I was using a PPTP VDSL connection, and i am now using a cable WAN connection. There was no difference for asterisk. When the WAN ip changed, the UDP state with old wan ip address stayed alive. With the different WAN connections the bad UDP state stayed alive.

When the wan IP changed into a new address, the state stayed alive with the old WAN IP ADDRESS

udp LOCALASTERISKIP:5060 -> WANIPOLD:17205 -> SIPPROVIDER:5060 MULTIPLE:MULTIPLE
instead of
udp LOCALASTERISKIP:5060 -> WANIPNEW:17205 -> SIPPROVIDER:5060 MULTIPLE:MULTIPLE

I was able to kill the state using
pfctl -k LOCALASTERISKIP -k SIPPROVIDER

So to fix my issue i had to run this command every time the WAN IP Address changes.

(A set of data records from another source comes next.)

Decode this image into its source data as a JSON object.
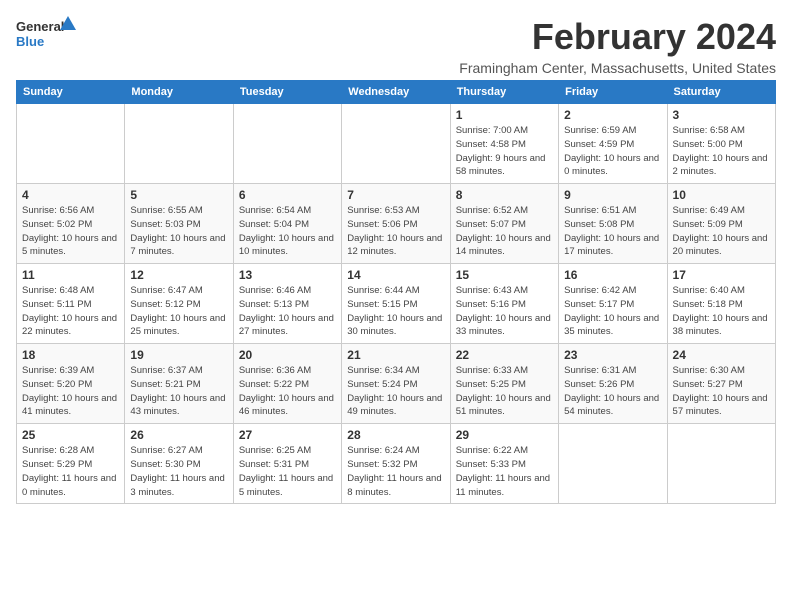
{
  "logo": {
    "line1": "General",
    "line2": "Blue"
  },
  "title": "February 2024",
  "location": "Framingham Center, Massachusetts, United States",
  "days_of_week": [
    "Sunday",
    "Monday",
    "Tuesday",
    "Wednesday",
    "Thursday",
    "Friday",
    "Saturday"
  ],
  "weeks": [
    [
      {
        "day": "",
        "info": ""
      },
      {
        "day": "",
        "info": ""
      },
      {
        "day": "",
        "info": ""
      },
      {
        "day": "",
        "info": ""
      },
      {
        "day": "1",
        "info": "Sunrise: 7:00 AM\nSunset: 4:58 PM\nDaylight: 9 hours and 58 minutes."
      },
      {
        "day": "2",
        "info": "Sunrise: 6:59 AM\nSunset: 4:59 PM\nDaylight: 10 hours and 0 minutes."
      },
      {
        "day": "3",
        "info": "Sunrise: 6:58 AM\nSunset: 5:00 PM\nDaylight: 10 hours and 2 minutes."
      }
    ],
    [
      {
        "day": "4",
        "info": "Sunrise: 6:56 AM\nSunset: 5:02 PM\nDaylight: 10 hours and 5 minutes."
      },
      {
        "day": "5",
        "info": "Sunrise: 6:55 AM\nSunset: 5:03 PM\nDaylight: 10 hours and 7 minutes."
      },
      {
        "day": "6",
        "info": "Sunrise: 6:54 AM\nSunset: 5:04 PM\nDaylight: 10 hours and 10 minutes."
      },
      {
        "day": "7",
        "info": "Sunrise: 6:53 AM\nSunset: 5:06 PM\nDaylight: 10 hours and 12 minutes."
      },
      {
        "day": "8",
        "info": "Sunrise: 6:52 AM\nSunset: 5:07 PM\nDaylight: 10 hours and 14 minutes."
      },
      {
        "day": "9",
        "info": "Sunrise: 6:51 AM\nSunset: 5:08 PM\nDaylight: 10 hours and 17 minutes."
      },
      {
        "day": "10",
        "info": "Sunrise: 6:49 AM\nSunset: 5:09 PM\nDaylight: 10 hours and 20 minutes."
      }
    ],
    [
      {
        "day": "11",
        "info": "Sunrise: 6:48 AM\nSunset: 5:11 PM\nDaylight: 10 hours and 22 minutes."
      },
      {
        "day": "12",
        "info": "Sunrise: 6:47 AM\nSunset: 5:12 PM\nDaylight: 10 hours and 25 minutes."
      },
      {
        "day": "13",
        "info": "Sunrise: 6:46 AM\nSunset: 5:13 PM\nDaylight: 10 hours and 27 minutes."
      },
      {
        "day": "14",
        "info": "Sunrise: 6:44 AM\nSunset: 5:15 PM\nDaylight: 10 hours and 30 minutes."
      },
      {
        "day": "15",
        "info": "Sunrise: 6:43 AM\nSunset: 5:16 PM\nDaylight: 10 hours and 33 minutes."
      },
      {
        "day": "16",
        "info": "Sunrise: 6:42 AM\nSunset: 5:17 PM\nDaylight: 10 hours and 35 minutes."
      },
      {
        "day": "17",
        "info": "Sunrise: 6:40 AM\nSunset: 5:18 PM\nDaylight: 10 hours and 38 minutes."
      }
    ],
    [
      {
        "day": "18",
        "info": "Sunrise: 6:39 AM\nSunset: 5:20 PM\nDaylight: 10 hours and 41 minutes."
      },
      {
        "day": "19",
        "info": "Sunrise: 6:37 AM\nSunset: 5:21 PM\nDaylight: 10 hours and 43 minutes."
      },
      {
        "day": "20",
        "info": "Sunrise: 6:36 AM\nSunset: 5:22 PM\nDaylight: 10 hours and 46 minutes."
      },
      {
        "day": "21",
        "info": "Sunrise: 6:34 AM\nSunset: 5:24 PM\nDaylight: 10 hours and 49 minutes."
      },
      {
        "day": "22",
        "info": "Sunrise: 6:33 AM\nSunset: 5:25 PM\nDaylight: 10 hours and 51 minutes."
      },
      {
        "day": "23",
        "info": "Sunrise: 6:31 AM\nSunset: 5:26 PM\nDaylight: 10 hours and 54 minutes."
      },
      {
        "day": "24",
        "info": "Sunrise: 6:30 AM\nSunset: 5:27 PM\nDaylight: 10 hours and 57 minutes."
      }
    ],
    [
      {
        "day": "25",
        "info": "Sunrise: 6:28 AM\nSunset: 5:29 PM\nDaylight: 11 hours and 0 minutes."
      },
      {
        "day": "26",
        "info": "Sunrise: 6:27 AM\nSunset: 5:30 PM\nDaylight: 11 hours and 3 minutes."
      },
      {
        "day": "27",
        "info": "Sunrise: 6:25 AM\nSunset: 5:31 PM\nDaylight: 11 hours and 5 minutes."
      },
      {
        "day": "28",
        "info": "Sunrise: 6:24 AM\nSunset: 5:32 PM\nDaylight: 11 hours and 8 minutes."
      },
      {
        "day": "29",
        "info": "Sunrise: 6:22 AM\nSunset: 5:33 PM\nDaylight: 11 hours and 11 minutes."
      },
      {
        "day": "",
        "info": ""
      },
      {
        "day": "",
        "info": ""
      }
    ]
  ]
}
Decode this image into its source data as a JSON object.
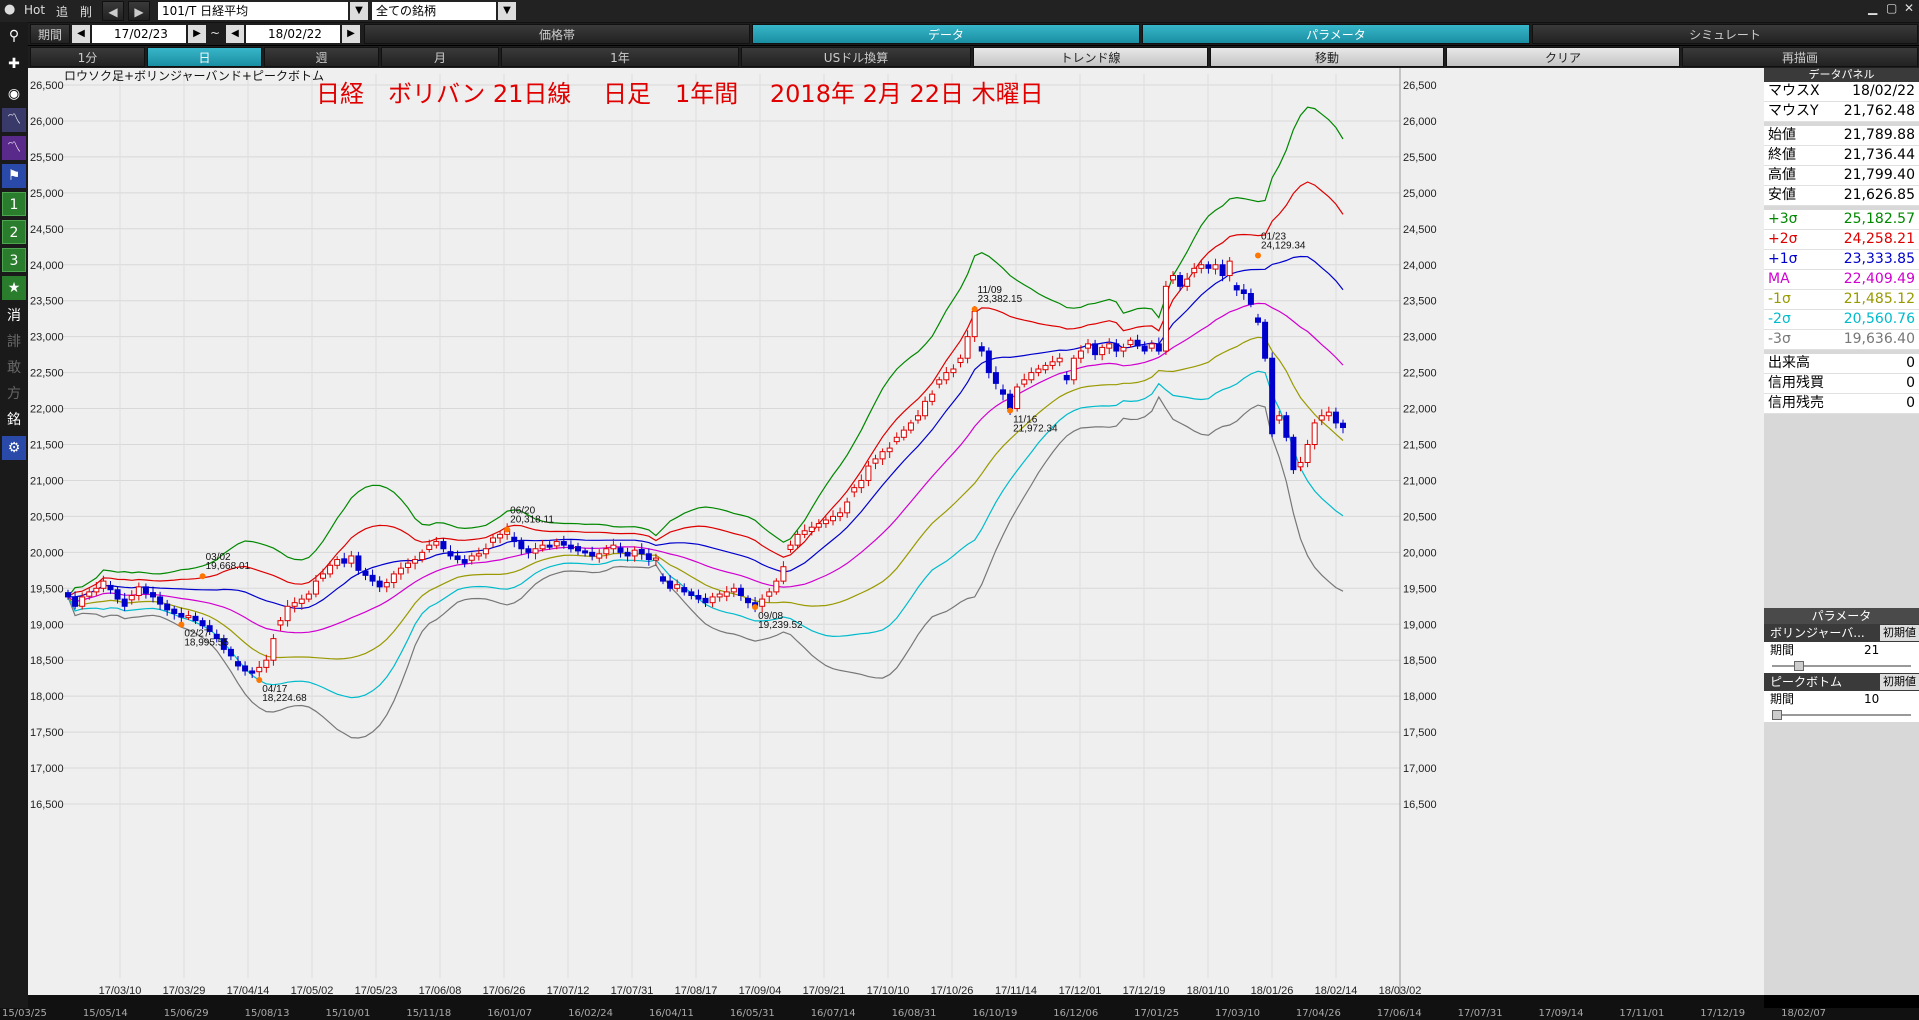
{
  "topbar": {
    "hot": "Hot",
    "add": "追",
    "del": "削",
    "symbol": "101/T 日経平均",
    "universe": "全ての銘柄",
    "tabs": [
      "価格帯",
      "データ",
      "パラメータ",
      "シミュレート"
    ]
  },
  "period_bar": {
    "label": "期間",
    "from": "17/02/23",
    "tilde": "~",
    "to": "18/02/22",
    "buttons": [
      "1分",
      "日",
      "週",
      "月",
      "1年",
      "USドル換算",
      "トレンド線",
      "移動",
      "クリア",
      "再描画"
    ],
    "active": "日"
  },
  "sidebar": {
    "numbers": [
      "1",
      "2",
      "3"
    ],
    "kanji": [
      "消",
      "誹",
      "敢",
      "方",
      "銘"
    ]
  },
  "chart_data": {
    "type": "candlestick",
    "header": "ロウソク足+ボリンジャーバンド+ピークボトム",
    "title": "日経　ボリバン 21日線　 日足　1年間　 2018年 2月 22日 木曜日",
    "ylim": [
      16500,
      26900
    ],
    "yticks": [
      "26,500",
      "26,000",
      "25,500",
      "25,000",
      "24,500",
      "24,000",
      "23,500",
      "23,000",
      "22,500",
      "22,000",
      "21,500",
      "21,000",
      "20,500",
      "20,000",
      "19,500",
      "19,000",
      "18,500",
      "18,000",
      "17,500",
      "17,000",
      "16,500"
    ],
    "xticks": [
      "17/03/10",
      "17/03/29",
      "17/04/14",
      "17/05/02",
      "17/05/23",
      "17/06/08",
      "17/06/26",
      "17/07/12",
      "17/07/31",
      "17/08/17",
      "17/09/04",
      "17/09/21",
      "17/10/10",
      "17/10/26",
      "17/11/14",
      "17/12/01",
      "17/12/19",
      "18/01/10",
      "18/01/26",
      "18/02/14",
      "18/03/02"
    ],
    "closes": [
      19380,
      19250,
      19380,
      19450,
      19500,
      19600,
      19480,
      19350,
      19250,
      19400,
      19520,
      19430,
      19380,
      19280,
      19200,
      19150,
      19100,
      19120,
      19050,
      18980,
      18900,
      18800,
      18650,
      18560,
      18420,
      18350,
      18320,
      18400,
      18500,
      18800,
      19050,
      19250,
      19300,
      19350,
      19420,
      19600,
      19700,
      19820,
      19900,
      19850,
      19950,
      19750,
      19680,
      19600,
      19520,
      19580,
      19700,
      19780,
      19850,
      19900,
      20000,
      20100,
      20150,
      20050,
      19950,
      19900,
      19850,
      19950,
      19980,
      20050,
      20200,
      20250,
      20320,
      20150,
      20050,
      20000,
      20050,
      20100,
      20080,
      20150,
      20100,
      20050,
      20020,
      20000,
      19950,
      19980,
      20050,
      20100,
      20000,
      19950,
      20030,
      19980,
      19900,
      19920,
      19600,
      19500,
      19550,
      19450,
      19400,
      19350,
      19300,
      19380,
      19420,
      19450,
      19500,
      19400,
      19300,
      19250,
      19350,
      19450,
      19600,
      19800,
      20100,
      20250,
      20300,
      20350,
      20400,
      20450,
      20500,
      20550,
      20700,
      20900,
      21000,
      21200,
      21300,
      21400,
      21450,
      21600,
      21700,
      21800,
      21900,
      22100,
      22200,
      22400,
      22500,
      22550,
      22700,
      23000,
      23350,
      22800,
      22500,
      22350,
      22200,
      22000,
      22300,
      22400,
      22500,
      22550,
      22600,
      22650,
      22700,
      22400,
      22700,
      22800,
      22900,
      22750,
      22850,
      22900,
      22800,
      22850,
      22950,
      22870,
      22800,
      22900,
      22800,
      23700,
      23850,
      23700,
      23800,
      23950,
      24000,
      23950,
      24000,
      23850,
      24050,
      23650,
      23600,
      23450,
      23200,
      22700,
      21650,
      21900,
      21600,
      21150,
      21250,
      21500,
      21800,
      21900,
      21950,
      21800,
      21736
    ],
    "bands": {
      "ma": "#d000d0",
      "p1": "#0000cc",
      "p2": "#dd0000",
      "p3": "#008800",
      "m1": "#999900",
      "m2": "#00bbcc",
      "m3": "#777777"
    },
    "annotations": [
      {
        "date": "03/02",
        "value": "19,668.01",
        "x": 19,
        "y": 19668,
        "kind": "peak"
      },
      {
        "date": "02/27",
        "value": "18,995.55",
        "x": 16,
        "y": 18995,
        "kind": "bottom"
      },
      {
        "date": "04/17",
        "value": "18,224.68",
        "x": 27,
        "y": 18224,
        "kind": "bottom"
      },
      {
        "date": "06/20",
        "value": "20,318.11",
        "x": 62,
        "y": 20318,
        "kind": "peak"
      },
      {
        "date": "09/08",
        "value": "19,239.52",
        "x": 97,
        "y": 19239,
        "kind": "bottom"
      },
      {
        "date": "11/09",
        "value": "23,382.15",
        "x": 128,
        "y": 23382,
        "kind": "peak"
      },
      {
        "date": "11/16",
        "value": "21,972.34",
        "x": 133,
        "y": 21972,
        "kind": "bottom"
      },
      {
        "date": "01/23",
        "value": "24,129.34",
        "x": 168,
        "y": 24129,
        "kind": "peak"
      }
    ]
  },
  "data_panel": {
    "title": "データパネル",
    "mouse": [
      {
        "k": "マウスX",
        "v": "18/02/22"
      },
      {
        "k": "マウスY",
        "v": "21,762.48"
      }
    ],
    "ohlc": [
      {
        "k": "始値",
        "v": "21,789.88"
      },
      {
        "k": "終値",
        "v": "21,736.44"
      },
      {
        "k": "高値",
        "v": "21,799.40"
      },
      {
        "k": "安値",
        "v": "21,626.85"
      }
    ],
    "bands": [
      {
        "k": "+3σ",
        "v": "25,182.57",
        "color": "#008800"
      },
      {
        "k": "+2σ",
        "v": "24,258.21",
        "color": "#dd0000"
      },
      {
        "k": "+1σ",
        "v": "23,333.85",
        "color": "#0000cc"
      },
      {
        "k": "MA",
        "v": "22,409.49",
        "color": "#d000d0"
      },
      {
        "k": "-1σ",
        "v": "21,485.12",
        "color": "#999900"
      },
      {
        "k": "-2σ",
        "v": "20,560.76",
        "color": "#00bbcc"
      },
      {
        "k": "-3σ",
        "v": "19,636.40",
        "color": "#777777"
      }
    ],
    "volume": [
      {
        "k": "出来高",
        "v": "0"
      },
      {
        "k": "信用残買",
        "v": "0"
      },
      {
        "k": "信用残売",
        "v": "0"
      }
    ]
  },
  "params": {
    "title": "パラメータ",
    "boll_name": "ボリンジャーバ...",
    "init": "初期値",
    "period_label": "期間",
    "boll_period": "21",
    "peak_name": "ピークボトム",
    "peak_period": "10"
  },
  "timeline": [
    "15/03/25",
    "15/05/14",
    "15/06/29",
    "15/08/13",
    "15/10/01",
    "15/11/18",
    "16/01/07",
    "16/02/24",
    "16/04/11",
    "16/05/31",
    "16/07/14",
    "16/08/31",
    "16/10/19",
    "16/12/06",
    "17/01/25",
    "17/03/10",
    "17/04/26",
    "17/06/14",
    "17/07/31",
    "17/09/14",
    "17/11/01",
    "17/12/19",
    "18/02/07"
  ]
}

I created this script with info i found in the internet

create /usr/local/bin/reset_states.sh

#!/bin/sh
# Kill Udp Sip States after new wan IP
echo "Killing States from ASTERISKIP to SIPPROVIDER" |logger;
/sbin/pfctl -k ASTERISKIP -k SIPPROVIDER

Change file permissions

chmod 755 /usr/local/bin/reset_states.sh

Edit config file /conf/config.xml

<system>
...
<afterfilterchangeshellcmd>/usr/local/bin/reset_states.sh</afterfilterchangeshellcmd>
</system>

Asterisk configuration¶

#pfctl -st

udp.first                    60s
udp.single                   30s
udp.multiple                 60s

Running the command shows me that the states die after 60s of inactivity.

To keep the state alive, keep the qualify under 60s, in my case 30s (30000)

; SIPPRODER_SIPPHONENUMBER
[SIP-PROVIDER-13764962994f4fdde1430ba]
qualify=30000

This works for me , hope it helps anyone.. and looking forward to a permanent fix

my compliments for the pfsense programmers, i am a very happy user, and i will promote it.